Hacker News new | ask | show | jobs
by daddyo 3260 days ago
Feature importance is not quite the same as interpretability.

Random Forests can give feature importance, but that does not account for interactions between features. So, in the end, you don't know how a model made a decision (it could be because there is a feature with high importance, but it could also be because there is an informative interaction between lower importance features).

If you want to compare deep learning with linear models, you should leave image data out of it. Compare them on structured data and bag of words.

MLP's and boosted decision trees, in my experience, definitely beat decision tree and linear models, on structured data. But they lack longterm robustness (complex forecasting models need constant retraining, which can hamper their adoption by business units) and don't pass regulation (it is not enough to say "has_asthma" is a high-importance feature).

In finance and health care, interpretability is enormously valued. It is a constant trade-off between accuracy and interpretability.

A long time ago, Caruana made hospital triage models, with neural networks being the clear winner in generalization performance. Instead, they opted for a simple logistic regression when productionizing. Why?

> [...] patients with pneumonia who have a history of asthma have lower risk of dying from pneumonia than the general population. Needless to say, this rule is counterintuitive. But it reflected a true pattern in the training data: patients with a history of asthma who presented with pneumonia usually were admitted not only to the hospital but directly to the ICU (Intensive Care Unit). The good news is that the aggressive care received by asthmatic pneumonia patients was so effective that it lowered their risk of dying from pneumonia compared to the general population. The bad news is that because the prognosis for these patients is better than average, models trained on the data incorrectly learn that asthma lowers risk, when in fact asthmatics have much higher risk (if not hospitalized).

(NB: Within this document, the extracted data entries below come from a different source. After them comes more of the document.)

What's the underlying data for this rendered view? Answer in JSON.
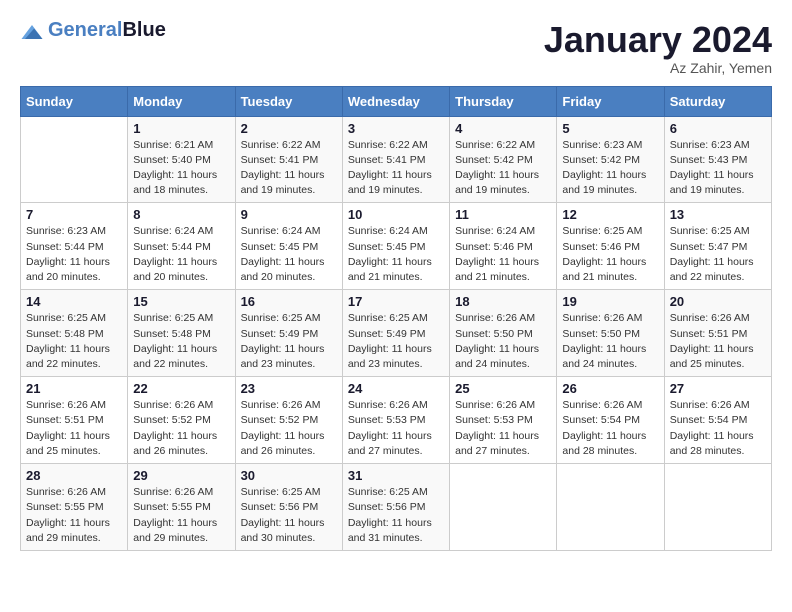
{
  "header": {
    "logo_line1": "General",
    "logo_line2": "Blue",
    "month": "January 2024",
    "location": "Az Zahir, Yemen"
  },
  "days_of_week": [
    "Sunday",
    "Monday",
    "Tuesday",
    "Wednesday",
    "Thursday",
    "Friday",
    "Saturday"
  ],
  "weeks": [
    [
      {
        "day": "",
        "info": ""
      },
      {
        "day": "1",
        "info": "Sunrise: 6:21 AM\nSunset: 5:40 PM\nDaylight: 11 hours\nand 18 minutes."
      },
      {
        "day": "2",
        "info": "Sunrise: 6:22 AM\nSunset: 5:41 PM\nDaylight: 11 hours\nand 19 minutes."
      },
      {
        "day": "3",
        "info": "Sunrise: 6:22 AM\nSunset: 5:41 PM\nDaylight: 11 hours\nand 19 minutes."
      },
      {
        "day": "4",
        "info": "Sunrise: 6:22 AM\nSunset: 5:42 PM\nDaylight: 11 hours\nand 19 minutes."
      },
      {
        "day": "5",
        "info": "Sunrise: 6:23 AM\nSunset: 5:42 PM\nDaylight: 11 hours\nand 19 minutes."
      },
      {
        "day": "6",
        "info": "Sunrise: 6:23 AM\nSunset: 5:43 PM\nDaylight: 11 hours\nand 19 minutes."
      }
    ],
    [
      {
        "day": "7",
        "info": "Sunrise: 6:23 AM\nSunset: 5:44 PM\nDaylight: 11 hours\nand 20 minutes."
      },
      {
        "day": "8",
        "info": "Sunrise: 6:24 AM\nSunset: 5:44 PM\nDaylight: 11 hours\nand 20 minutes."
      },
      {
        "day": "9",
        "info": "Sunrise: 6:24 AM\nSunset: 5:45 PM\nDaylight: 11 hours\nand 20 minutes."
      },
      {
        "day": "10",
        "info": "Sunrise: 6:24 AM\nSunset: 5:45 PM\nDaylight: 11 hours\nand 21 minutes."
      },
      {
        "day": "11",
        "info": "Sunrise: 6:24 AM\nSunset: 5:46 PM\nDaylight: 11 hours\nand 21 minutes."
      },
      {
        "day": "12",
        "info": "Sunrise: 6:25 AM\nSunset: 5:46 PM\nDaylight: 11 hours\nand 21 minutes."
      },
      {
        "day": "13",
        "info": "Sunrise: 6:25 AM\nSunset: 5:47 PM\nDaylight: 11 hours\nand 22 minutes."
      }
    ],
    [
      {
        "day": "14",
        "info": "Sunrise: 6:25 AM\nSunset: 5:48 PM\nDaylight: 11 hours\nand 22 minutes."
      },
      {
        "day": "15",
        "info": "Sunrise: 6:25 AM\nSunset: 5:48 PM\nDaylight: 11 hours\nand 22 minutes."
      },
      {
        "day": "16",
        "info": "Sunrise: 6:25 AM\nSunset: 5:49 PM\nDaylight: 11 hours\nand 23 minutes."
      },
      {
        "day": "17",
        "info": "Sunrise: 6:25 AM\nSunset: 5:49 PM\nDaylight: 11 hours\nand 23 minutes."
      },
      {
        "day": "18",
        "info": "Sunrise: 6:26 AM\nSunset: 5:50 PM\nDaylight: 11 hours\nand 24 minutes."
      },
      {
        "day": "19",
        "info": "Sunrise: 6:26 AM\nSunset: 5:50 PM\nDaylight: 11 hours\nand 24 minutes."
      },
      {
        "day": "20",
        "info": "Sunrise: 6:26 AM\nSunset: 5:51 PM\nDaylight: 11 hours\nand 25 minutes."
      }
    ],
    [
      {
        "day": "21",
        "info": "Sunrise: 6:26 AM\nSunset: 5:51 PM\nDaylight: 11 hours\nand 25 minutes."
      },
      {
        "day": "22",
        "info": "Sunrise: 6:26 AM\nSunset: 5:52 PM\nDaylight: 11 hours\nand 26 minutes."
      },
      {
        "day": "23",
        "info": "Sunrise: 6:26 AM\nSunset: 5:52 PM\nDaylight: 11 hours\nand 26 minutes."
      },
      {
        "day": "24",
        "info": "Sunrise: 6:26 AM\nSunset: 5:53 PM\nDaylight: 11 hours\nand 27 minutes."
      },
      {
        "day": "25",
        "info": "Sunrise: 6:26 AM\nSunset: 5:53 PM\nDaylight: 11 hours\nand 27 minutes."
      },
      {
        "day": "26",
        "info": "Sunrise: 6:26 AM\nSunset: 5:54 PM\nDaylight: 11 hours\nand 28 minutes."
      },
      {
        "day": "27",
        "info": "Sunrise: 6:26 AM\nSunset: 5:54 PM\nDaylight: 11 hours\nand 28 minutes."
      }
    ],
    [
      {
        "day": "28",
        "info": "Sunrise: 6:26 AM\nSunset: 5:55 PM\nDaylight: 11 hours\nand 29 minutes."
      },
      {
        "day": "29",
        "info": "Sunrise: 6:26 AM\nSunset: 5:55 PM\nDaylight: 11 hours\nand 29 minutes."
      },
      {
        "day": "30",
        "info": "Sunrise: 6:25 AM\nSunset: 5:56 PM\nDaylight: 11 hours\nand 30 minutes."
      },
      {
        "day": "31",
        "info": "Sunrise: 6:25 AM\nSunset: 5:56 PM\nDaylight: 11 hours\nand 31 minutes."
      },
      {
        "day": "",
        "info": ""
      },
      {
        "day": "",
        "info": ""
      },
      {
        "day": "",
        "info": ""
      }
    ]
  ]
}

http://people.dbmi.columbia.edu/noemie/papers/15kdd.pdf

Though there is nothing holding you back from using both simple linear, and complex non-linear models at the same time: Only when the models severely disagree do you pick the interpretable model. Or use the linear model to find data issues, like those mentioned above, that are tremendously obscured (if not impossible to identify) when only using deep learning in a train-test framework.

3 comments

>"In the study, the goal was to predict the probability of death (POD) for patients with pneumonia so that high-risk patients could be admitted to the hospital while low-risk patients were treated as outpatients."

So what they wanted to know is the POD|"No hospital" but they clearly collected data about POD|"Hospital" (since it included ICU admission, etc).

The problem is they measured the wrong thing and then misinterpreted their results. Worse, it looks like the study was designed to be this way!

>"The bad news is that because the prognosis for these patients is better than average, models trained on the data incorrectly learn that asthma lowers risk, when in fact asthmatics have much higher risk (if not hospitalized)."

The model learned correctly in this scenario. If you go to the hospital for pneumonia it is apparently in your best interest to claim a history of asthma.

The anecdote about pneumonia and the ICU is pretty puzzling. Why wasn't submission to the ICU one of the classification "labels"?
Here is a talk about that paper: https://www.youtube.com/watch?v=UqPcq0n59rQ

I see that it has also gotten mainstream news coverage as some kind of lesson about the dangers of machine learning. The real problem is they didn't have data that could answer the question they had, P(Death|No hospitalization), so instead they fit models to answer a different question, P(Death|Hospitalization).

Then they didn't like that the complex models answered the second question too well, so they used simpler ones that made it easier to manually filter out any results that didn't make sense as answers to the first question (which isn't one they could answer to begin with).

No model they fit is safe. You could only use one limited to domains where P(Death|No hospitalization) ~ P(Death|Hospitalization), which isn't something they assessed.